Quick Links

Re: Built-in CTYPE provider

From:	Jeff Davis <pgsql(at)j-davis(dot)com>
To:	Jeremy Schneider <schneider(at)ardentperf(dot)com>, pgsql-hackers(at)postgresql(dot)org
Subject:	Re: Built-in CTYPE provider
Date:	2023-12-18 19:45:46
Message-ID:	d4616159b36de9451edd35fa7b2f36f299005c9c.camel@j-davis.com
Views:	Whole Thread \| Raw Message \| Download mbox \| Resend email
Thread:
Lists:	pgsql-hackers

On Fri, 2023-12-15 at 16:30 -0800, Jeremy Schneider wrote:
> Looking closer, patches 3 and 4 look like an incremental extension of
> this earlier idea;

Yes, it's essentially the same thing extended to a few more files. I
don't know if "incremental" is the right word though; this is a
substantial extension of the idea.

> the perl scripts download data from unicode.org and
> we've specifically defined Unicode version 15.1 and the scripts turn
> the
> data tables inside-out into C data structures optimized for lookup.
> That
> C code is then checked in to the PostgreSQL source code files
> unicode_category.h and unicode_case_table.h - right?

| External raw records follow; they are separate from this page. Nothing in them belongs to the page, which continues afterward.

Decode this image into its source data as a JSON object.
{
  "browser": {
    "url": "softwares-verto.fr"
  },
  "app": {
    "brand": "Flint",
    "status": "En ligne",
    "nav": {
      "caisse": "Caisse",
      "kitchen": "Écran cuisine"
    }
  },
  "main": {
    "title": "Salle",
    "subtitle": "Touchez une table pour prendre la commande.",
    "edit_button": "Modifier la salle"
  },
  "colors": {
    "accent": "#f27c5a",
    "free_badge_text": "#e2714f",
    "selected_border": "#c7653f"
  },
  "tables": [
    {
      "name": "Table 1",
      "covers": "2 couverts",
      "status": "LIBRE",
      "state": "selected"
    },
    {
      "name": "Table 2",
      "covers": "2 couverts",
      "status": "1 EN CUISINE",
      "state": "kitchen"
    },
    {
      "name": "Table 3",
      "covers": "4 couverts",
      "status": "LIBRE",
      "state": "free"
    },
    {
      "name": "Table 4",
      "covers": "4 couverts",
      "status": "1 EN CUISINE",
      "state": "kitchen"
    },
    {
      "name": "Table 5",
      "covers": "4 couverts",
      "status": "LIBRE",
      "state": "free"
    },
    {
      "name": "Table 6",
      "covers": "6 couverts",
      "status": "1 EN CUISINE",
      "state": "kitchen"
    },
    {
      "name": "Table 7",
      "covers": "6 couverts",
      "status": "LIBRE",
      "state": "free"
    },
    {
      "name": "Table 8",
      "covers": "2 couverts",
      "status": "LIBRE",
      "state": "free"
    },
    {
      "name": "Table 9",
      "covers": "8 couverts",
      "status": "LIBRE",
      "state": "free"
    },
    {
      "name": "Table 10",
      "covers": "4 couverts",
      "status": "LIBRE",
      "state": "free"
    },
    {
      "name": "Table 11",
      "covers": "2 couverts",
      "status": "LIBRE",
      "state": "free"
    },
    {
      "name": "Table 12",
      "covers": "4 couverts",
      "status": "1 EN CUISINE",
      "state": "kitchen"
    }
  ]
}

Yes. The standard build process shouldn't be downloading files, so the
static tables are checked in. Also, seeing the diffs of the static
tables improves the visibility of changes in case there's some mistake
or big surprise.

> Am I reading correctly that these two patches add C functions
> pg_u_prop_* and pg_u_is* (patch 3) and unicode_*case (patch 4) but we
> don't yet reference these functions anywhere? So this is just getting
> some plumbing in place?

Correct. Perhaps I should combine these into the builtin provider
thread, but these are independently testable and reviewable.

> >
> My prediction is that updating this built-in provider eventually
> won't
> be any different from ICU or glibc.

The built-in provider will have several advantages because it's tied to
a PG major version:

* A physical replica can't have different semantics than the primary.
* Easier to document and test.
* Changes are more transparent and can be documented in the release
notes, so that administrators can understand the risks and blast radius
at pg_upgrade time.

> Later on down the road, from a user perspective, I think we should be
> careful about confusion where providers are used inconsistently. It's
> not great if one function follow built-in Unicode 15.1 rules but
> another
> function uses Unicode 13 rules because it happened to call an ICU
> function or a glibc function. We could easily end up with multiple
> providers processing different parts of a single SQL statement, which
> could lead to strange results in some cases.

The whole concept of "providers" is that they aren't consistent with
each other. ICU, libc, and the builtin provider will all be based on
different versions of Unicode. That's by design.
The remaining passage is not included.